One team was rejected because it had come in tired that afternoon. One owner contributed his team, but apologetically exposed a bandaged ankle that prevented him from driving it. This team Smoke took, overriding the objection of the crowd that he was played out.

Long Bill Haskell pointed out that while Fat Olsen’s team was a crackerjack, Fat Olsen himself was an elephant. Fat Olsen’s two hundred and forty pounds of heartiness was indignant. Tears of anger came into his eyes, and his Scandinavian explosions could not be stopped until he was given a place in the heavy division, the craps-player jumping at the chance to take out Olsen’s light team.

Five teams were accepted and were being harnessed and loaded, but only four drivers had satisfied the committee of the whole.

“There’s Cultus George,” some one cried. “He’s a trail-eater, and he’s fresh and rested.”

All eyes turned upon the Indian, but his face was expressionless, and he said nothing.

“You’ll take a team,” Smoke said to him.

Still the big Indian made no answer.
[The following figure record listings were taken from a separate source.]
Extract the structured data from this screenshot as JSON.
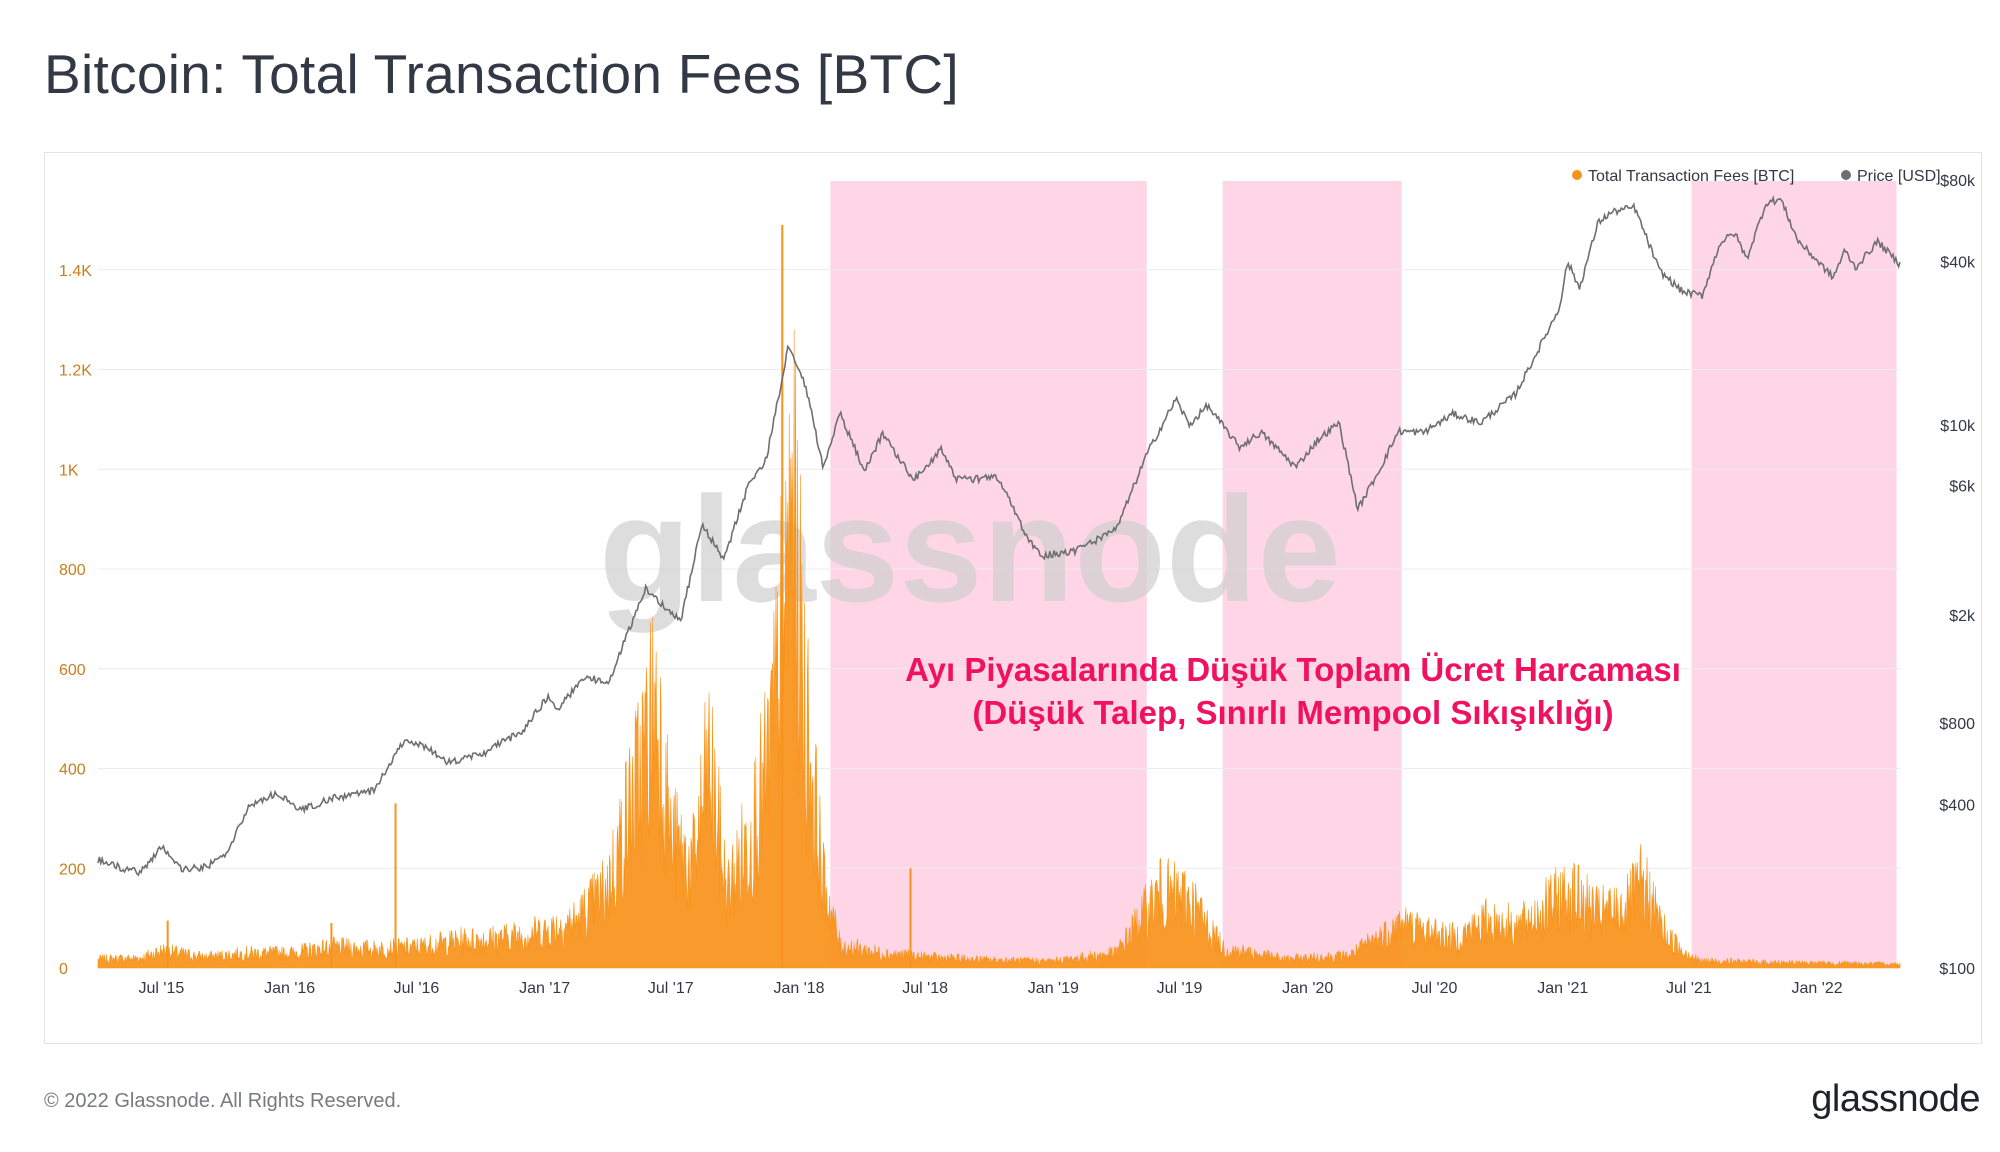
{
  "title": "Bitcoin: Total Transaction Fees [BTC]",
  "footer": {
    "copyright": "© 2022 Glassnode. All Rights Reserved.",
    "logo": "glassnode"
  },
  "watermark": "glassnode",
  "annotation": {
    "line1": "Ayı Piyasalarında Düşük Toplam Ücret Harcaması",
    "line2": "(Düşük Talep, Sınırlı Mempool Sıkışıklığı)",
    "color": "#f0125e"
  },
  "colors": {
    "fees": "#f7931a",
    "price": "#6f6f6f",
    "shade": "#ffd6e6",
    "axis_left": "#c97e1f",
    "axis_right": "#333845"
  },
  "chart_data": {
    "type": "area",
    "legend": [
      {
        "name": "Total Transaction Fees [BTC]",
        "color": "#f7931a"
      },
      {
        "name": "Price [USD]",
        "color": "#6f6f6f"
      }
    ],
    "legend_position": "top-right",
    "x_range": [
      "2015-04-01",
      "2022-04-30"
    ],
    "x_ticks": [
      {
        "date": "2015-07-01",
        "label": "Jul '15"
      },
      {
        "date": "2016-01-01",
        "label": "Jan '16"
      },
      {
        "date": "2016-07-01",
        "label": "Jul '16"
      },
      {
        "date": "2017-01-01",
        "label": "Jan '17"
      },
      {
        "date": "2017-07-01",
        "label": "Jul '17"
      },
      {
        "date": "2018-01-01",
        "label": "Jan '18"
      },
      {
        "date": "2018-07-01",
        "label": "Jul '18"
      },
      {
        "date": "2019-01-01",
        "label": "Jan '19"
      },
      {
        "date": "2019-07-01",
        "label": "Jul '19"
      },
      {
        "date": "2020-01-01",
        "label": "Jan '20"
      },
      {
        "date": "2020-07-01",
        "label": "Jul '20"
      },
      {
        "date": "2021-01-01",
        "label": "Jan '21"
      },
      {
        "date": "2021-07-01",
        "label": "Jul '21"
      },
      {
        "date": "2022-01-01",
        "label": "Jan '22"
      }
    ],
    "y_left_ticks": [
      {
        "value": 0,
        "label": "0"
      },
      {
        "value": 200,
        "label": "200"
      },
      {
        "value": 400,
        "label": "400"
      },
      {
        "value": 600,
        "label": "600"
      },
      {
        "value": 800,
        "label": "800"
      },
      {
        "value": 1000,
        "label": "1K"
      },
      {
        "value": 1200,
        "label": "1.2K"
      },
      {
        "value": 1400,
        "label": "1.4K"
      }
    ],
    "y_left_range": [
      0,
      1580
    ],
    "y_right_scale": "log",
    "y_right_range": [
      100,
      80000
    ],
    "y_right_ticks": [
      {
        "value": 100,
        "label": "$100"
      },
      {
        "value": 400,
        "label": "$400"
      },
      {
        "value": 800,
        "label": "$800"
      },
      {
        "value": 2000,
        "label": "$2k"
      },
      {
        "value": 6000,
        "label": "$6k"
      },
      {
        "value": 10000,
        "label": "$10k"
      },
      {
        "value": 40000,
        "label": "$40k"
      },
      {
        "value": 80000,
        "label": "$80k"
      }
    ],
    "grid": true,
    "shaded_periods": [
      {
        "start": "2018-02-15",
        "end": "2019-05-15"
      },
      {
        "start": "2019-09-01",
        "end": "2020-05-15"
      },
      {
        "start": "2021-07-05",
        "end": "2022-04-25"
      }
    ],
    "fees_series": {
      "name": "Total Transaction Fees [BTC]",
      "points": [
        [
          "2015-04-01",
          18
        ],
        [
          "2015-06-01",
          20
        ],
        [
          "2015-07-01",
          35
        ],
        [
          "2015-09-01",
          22
        ],
        [
          "2015-11-01",
          30
        ],
        [
          "2016-01-01",
          30
        ],
        [
          "2016-03-01",
          42
        ],
        [
          "2016-05-01",
          38
        ],
        [
          "2016-07-01",
          42
        ],
        [
          "2016-09-01",
          55
        ],
        [
          "2016-11-01",
          60
        ],
        [
          "2017-01-01",
          75
        ],
        [
          "2017-02-15",
          95
        ],
        [
          "2017-04-01",
          160
        ],
        [
          "2017-05-15",
          380
        ],
        [
          "2017-06-10",
          540
        ],
        [
          "2017-07-01",
          260
        ],
        [
          "2017-08-01",
          200
        ],
        [
          "2017-08-25",
          410
        ],
        [
          "2017-09-20",
          150
        ],
        [
          "2017-10-20",
          260
        ],
        [
          "2017-11-15",
          380
        ],
        [
          "2017-12-01",
          560
        ],
        [
          "2017-12-22",
          920
        ],
        [
          "2018-01-10",
          520
        ],
        [
          "2018-02-05",
          170
        ],
        [
          "2018-03-01",
          45
        ],
        [
          "2018-05-01",
          30
        ],
        [
          "2018-07-01",
          22
        ],
        [
          "2018-10-01",
          16
        ],
        [
          "2019-01-01",
          14
        ],
        [
          "2019-04-01",
          30
        ],
        [
          "2019-06-01",
          150
        ],
        [
          "2019-07-15",
          140
        ],
        [
          "2019-09-01",
          40
        ],
        [
          "2019-12-01",
          18
        ],
        [
          "2020-03-01",
          25
        ],
        [
          "2020-05-15",
          90
        ],
        [
          "2020-06-15",
          75
        ],
        [
          "2020-08-01",
          60
        ],
        [
          "2020-09-10",
          95
        ],
        [
          "2020-11-01",
          85
        ],
        [
          "2021-01-10",
          155
        ],
        [
          "2021-02-20",
          110
        ],
        [
          "2021-04-01",
          120
        ],
        [
          "2021-04-25",
          170
        ],
        [
          "2021-06-01",
          60
        ],
        [
          "2021-07-15",
          15
        ],
        [
          "2021-10-01",
          12
        ],
        [
          "2022-01-01",
          10
        ],
        [
          "2022-04-30",
          8
        ]
      ],
      "spikes": [
        [
          "2015-07-10",
          95
        ],
        [
          "2016-03-01",
          90
        ],
        [
          "2016-06-01",
          330
        ],
        [
          "2017-12-08",
          1490
        ],
        [
          "2018-06-10",
          200
        ]
      ]
    },
    "price_series": {
      "name": "Price [USD]",
      "points": [
        [
          "2015-04-01",
          250
        ],
        [
          "2015-05-01",
          235
        ],
        [
          "2015-06-01",
          225
        ],
        [
          "2015-07-01",
          280
        ],
        [
          "2015-08-01",
          230
        ],
        [
          "2015-09-01",
          235
        ],
        [
          "2015-10-01",
          260
        ],
        [
          "2015-11-05",
          400
        ],
        [
          "2015-12-15",
          440
        ],
        [
          "2016-01-15",
          380
        ],
        [
          "2016-03-01",
          420
        ],
        [
          "2016-05-01",
          450
        ],
        [
          "2016-06-15",
          700
        ],
        [
          "2016-07-15",
          650
        ],
        [
          "2016-08-15",
          570
        ],
        [
          "2016-10-01",
          610
        ],
        [
          "2016-12-01",
          750
        ],
        [
          "2017-01-05",
          1000
        ],
        [
          "2017-01-20",
          900
        ],
        [
          "2017-03-01",
          1200
        ],
        [
          "2017-04-01",
          1100
        ],
        [
          "2017-05-25",
          2500
        ],
        [
          "2017-07-15",
          1900
        ],
        [
          "2017-08-15",
          4300
        ],
        [
          "2017-09-15",
          3200
        ],
        [
          "2017-10-20",
          6000
        ],
        [
          "2017-11-15",
          7500
        ],
        [
          "2017-12-17",
          19500
        ],
        [
          "2018-01-10",
          14000
        ],
        [
          "2018-02-05",
          7000
        ],
        [
          "2018-03-01",
          11000
        ],
        [
          "2018-04-05",
          6800
        ],
        [
          "2018-05-01",
          9300
        ],
        [
          "2018-06-15",
          6300
        ],
        [
          "2018-07-25",
          8200
        ],
        [
          "2018-08-15",
          6300
        ],
        [
          "2018-10-15",
          6400
        ],
        [
          "2018-11-25",
          3800
        ],
        [
          "2018-12-15",
          3300
        ],
        [
          "2019-02-01",
          3450
        ],
        [
          "2019-04-01",
          4100
        ],
        [
          "2019-05-15",
          7800
        ],
        [
          "2019-06-26",
          12500
        ],
        [
          "2019-07-15",
          10000
        ],
        [
          "2019-08-10",
          11800
        ],
        [
          "2019-09-25",
          8300
        ],
        [
          "2019-10-26",
          9400
        ],
        [
          "2019-12-15",
          7000
        ],
        [
          "2020-01-15",
          8800
        ],
        [
          "2020-02-15",
          10200
        ],
        [
          "2020-03-13",
          4900
        ],
        [
          "2020-04-15",
          7000
        ],
        [
          "2020-05-10",
          9500
        ],
        [
          "2020-06-15",
          9400
        ],
        [
          "2020-07-28",
          11000
        ],
        [
          "2020-09-05",
          10200
        ],
        [
          "2020-10-25",
          13000
        ],
        [
          "2020-11-25",
          18500
        ],
        [
          "2020-12-27",
          27000
        ],
        [
          "2021-01-08",
          40000
        ],
        [
          "2021-01-25",
          32000
        ],
        [
          "2021-02-21",
          56000
        ],
        [
          "2021-03-13",
          61000
        ],
        [
          "2021-04-14",
          63500
        ],
        [
          "2021-05-20",
          37000
        ],
        [
          "2021-06-22",
          31000
        ],
        [
          "2021-07-20",
          30000
        ],
        [
          "2021-08-15",
          47000
        ],
        [
          "2021-09-05",
          51000
        ],
        [
          "2021-09-22",
          41000
        ],
        [
          "2021-10-20",
          66000
        ],
        [
          "2021-11-10",
          68000
        ],
        [
          "2021-12-04",
          48000
        ],
        [
          "2022-01-24",
          35000
        ],
        [
          "2022-02-10",
          44000
        ],
        [
          "2022-02-25",
          38000
        ],
        [
          "2022-03-29",
          47500
        ],
        [
          "2022-04-30",
          39000
        ]
      ]
    }
  }
}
As with an electric thrill, it ran through all of them that something untoward was impending. A restless shifting of the group took place, forming a circle in which Smoke and Cultus George faced each other. And Smoke realized that by common consent he had been made the representative of his fellows in what was taking place, in what was to take place. Also, he was angered. It was beyond him that any human creature, a witness to the scramble of volunteers, should hang back. For another thing, in what followed, Smoke did not have Cultus George’s point of view – did not dream that the Indian held back for any reason save the selfish, mercenary one.

“Of course you will take a team,” Smoke said.

“How much?” Cultus George asked.

A snarl, spontaneous and general, grated in the throats and twisted the mouths of the miners. At the same moment, with clenched fists or fingers crooked to grip, they pressed in on the offender.